Dr. Bligh said that he had, in conjunction with Dr Samuel, made an examination of the head and brain of the deceased. He found the brain congested, which he attributed to the patient’s general condition, and not to any special cause.

He could not trace distinctly that the condition of the brain suggested to his mind that anything in the nature of opium had been taken, but the condition was such as would be produced by an opiate. An opiate would have aggravated the condition in which he found the brain, but there was nothing in the brain to account for death.

If he had to certify the cause of death, he would certify to the effect that the deceased had died from disease of the heart and lungs.

He was not able to say, after investigation, that death was not the result of heart and lung disease from natural causes.


Mr. Murphy, who watched the case on behalf of Mr. Tumilty, otherwise known as “The American Doctor”, asked certain questions which intimated that Dr. Bligh had, after asking Mr. Tumilty to meet him at a given place and time, failed to keep his appointment, and consequently Mr. Tumilty had not the opportunity of being present at the post-mortem examination on the deceased.

The Coroner asked Mr. Murphy if he wished to say that Mr. Tumilty had been precluded from being present at the post-mortem examination.


Mr. Murphy said that he was s0 instructed, and that Mr. Tumilty had said that he could not expect any “appreciation” at the hands of  an English jury, and that he (Mr. Tumilty) had been informed that the jury had been tampered with.

The Coroner said that Mr. Tumilty ought to have been present in court. As an absentee he was wanting in respect both to the court and to himself (Mr. Tumilty).

If it was said that Mr Tumilty had been precluded from attending the post mortem, he (the coroner) would cause process to be served requiring Mr. Tumilty to be present and give an explanation of how it was that he did not appear at the post-mortem examination.


In regard to mention made by Mr. Murphy of Mr. Tumilty as “The American Doctor,” the coroner said that sensationalism ought not to be imported. It was of no importance whether Mr. Tumilty was American or not. It was of far more consequence to know whether was “doctor ” or not.

Mr. Murphy said that he had no sympathy with imposture.


He cross-examined Dr.
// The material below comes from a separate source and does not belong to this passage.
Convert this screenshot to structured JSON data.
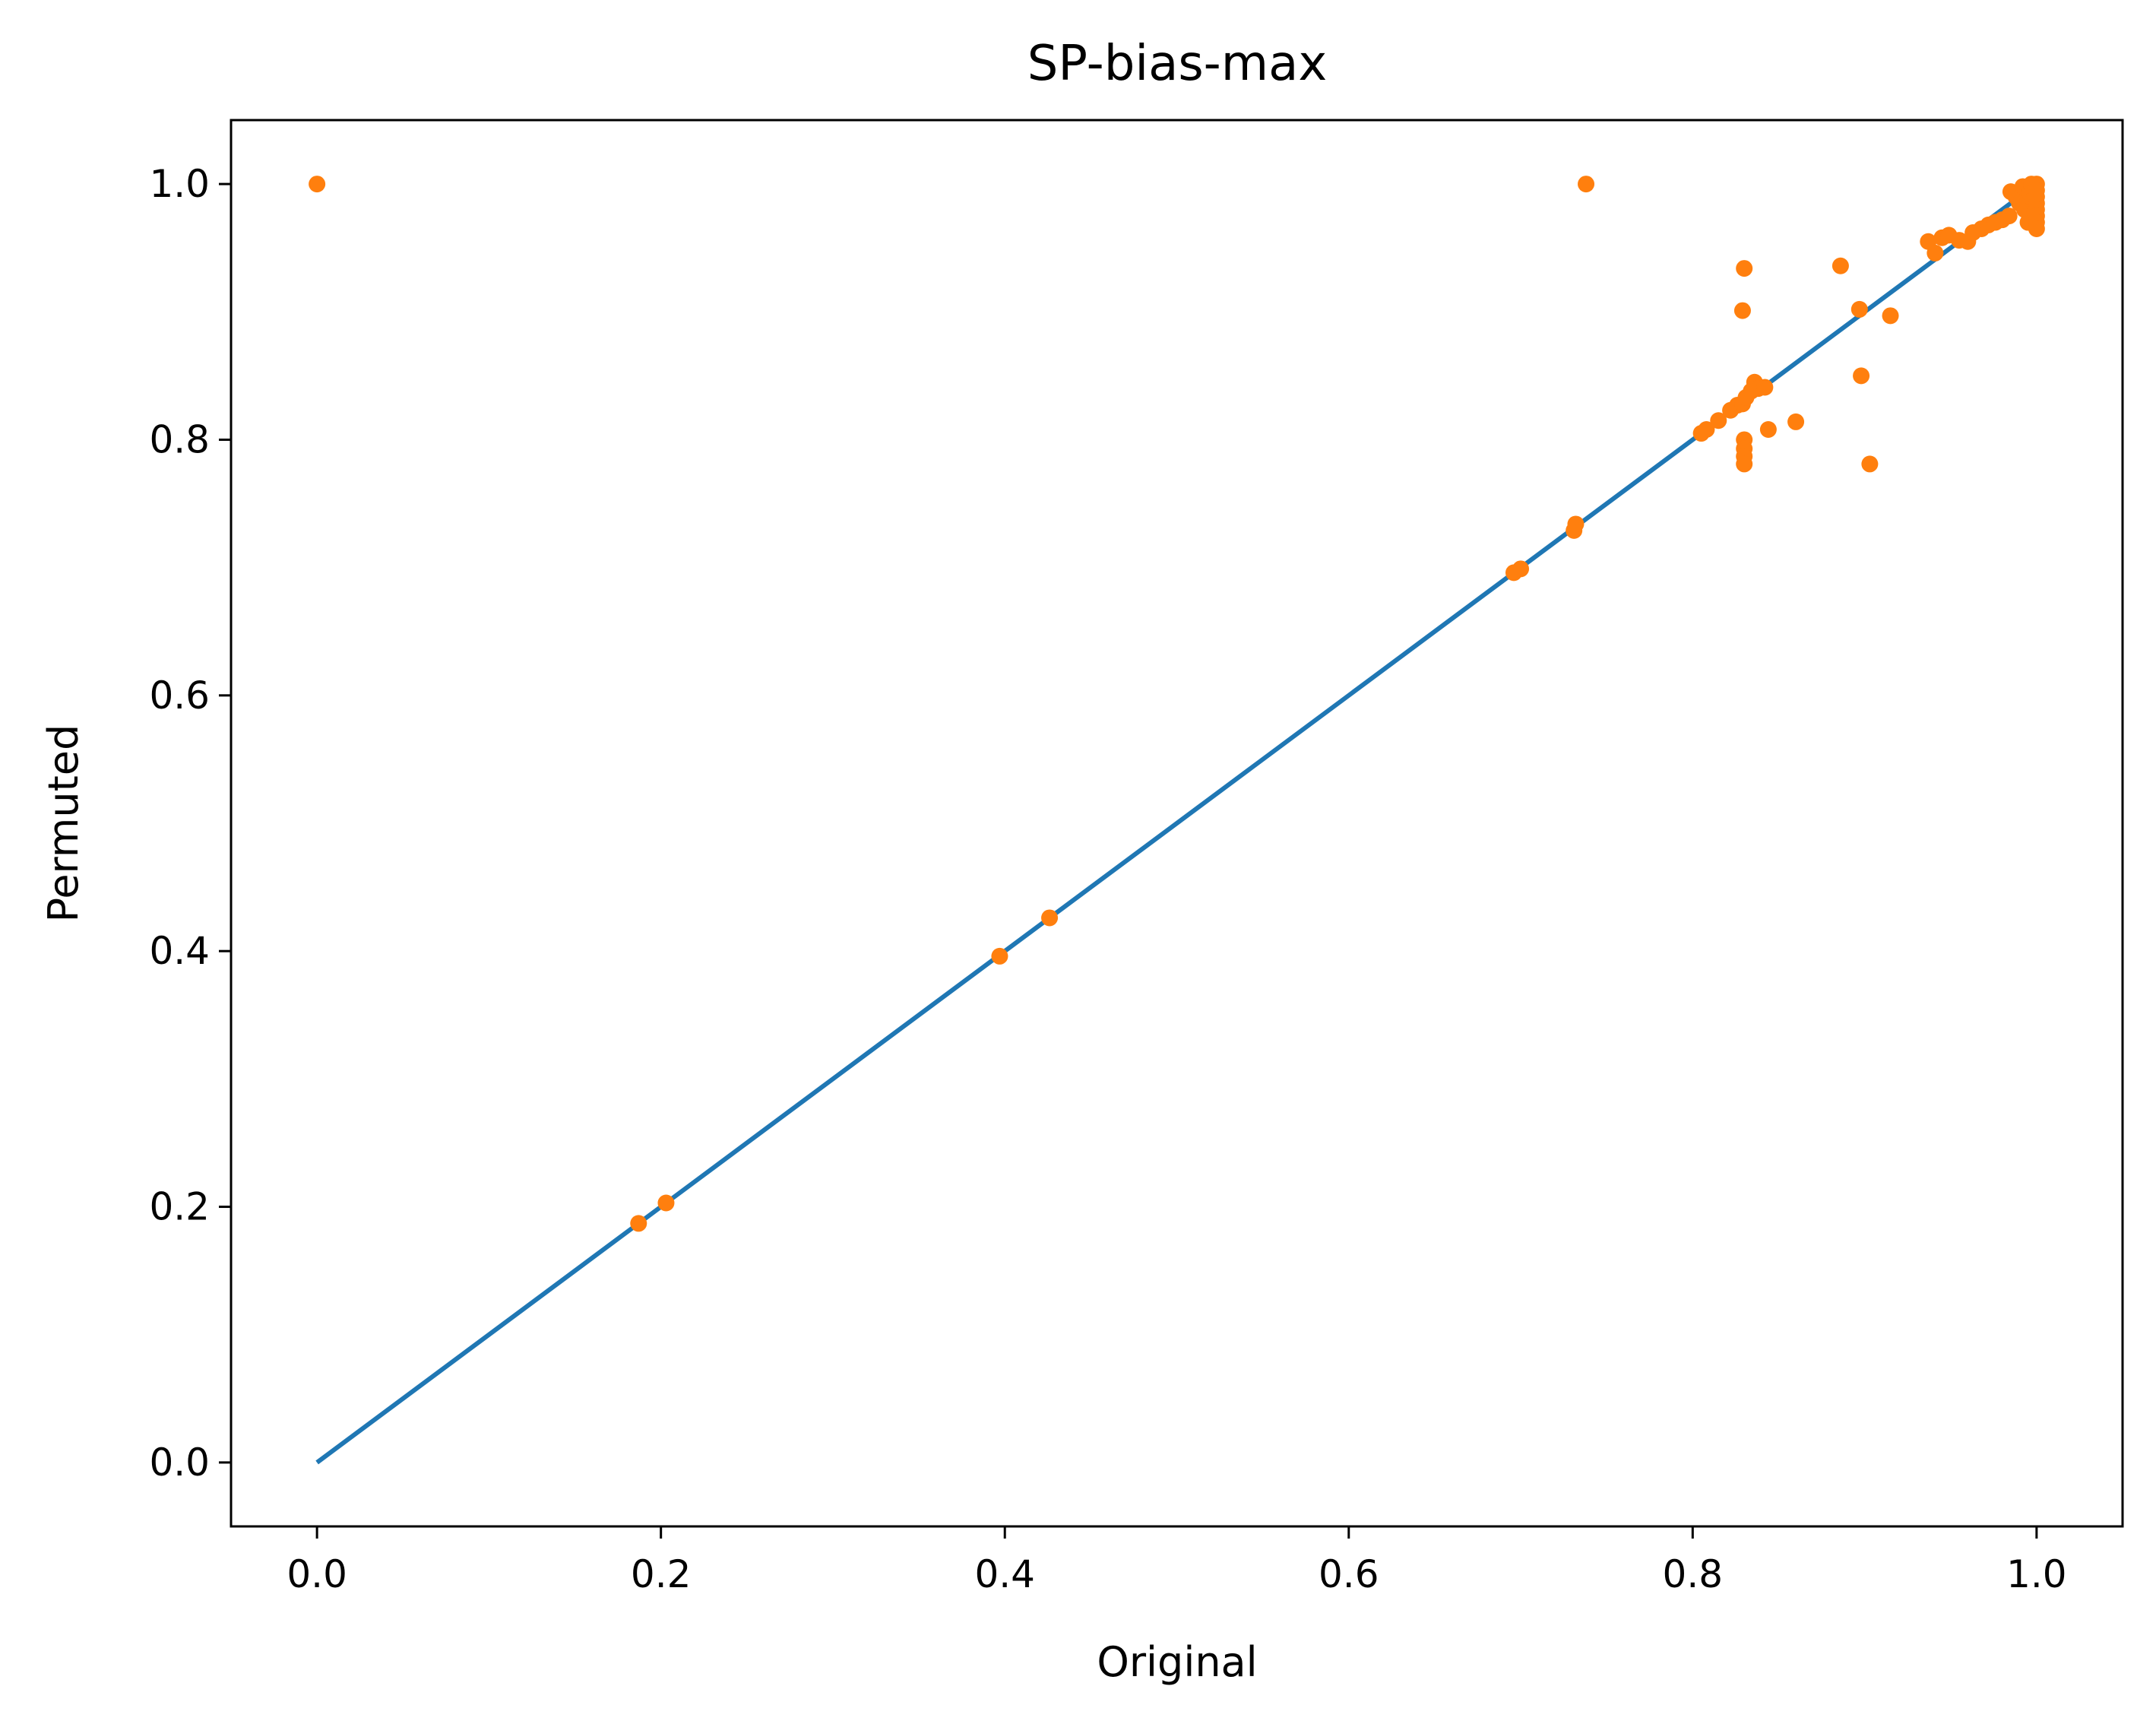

Bligh to certain statements which the latter had made on a former occasion relative to a conversation with Mr. Tumilty, in which the latter was said to have stated that “he sold drugs but knew nothing about disease.”

Dr. Bligh upheld his statement on those points.


Dr. J. Campbell Brown, public analyst, said that he had made an analysis of the stomach and contents.

The stomach was healthy, and there was no definite indication of a drug in it. If he had not heard of a drug being taken, he would not have stated it; but, looking as he did on all the statements made, the indications pointed to an opiate, but did not conclusively establish its presence.


After a comprehensive summing up by the coroner, the jury retired for about a quarter of hour.

On returning into court, the foreman of the jury delivered a verdict to the following effect:- Death was the result of natural causes, but whether it was accelerated by unskilful treatment or not was left an open question.

The jury strongly censured the conduct of Mr. Tumilty in administering medicine, he being in total ignorance of the condition of his patient.”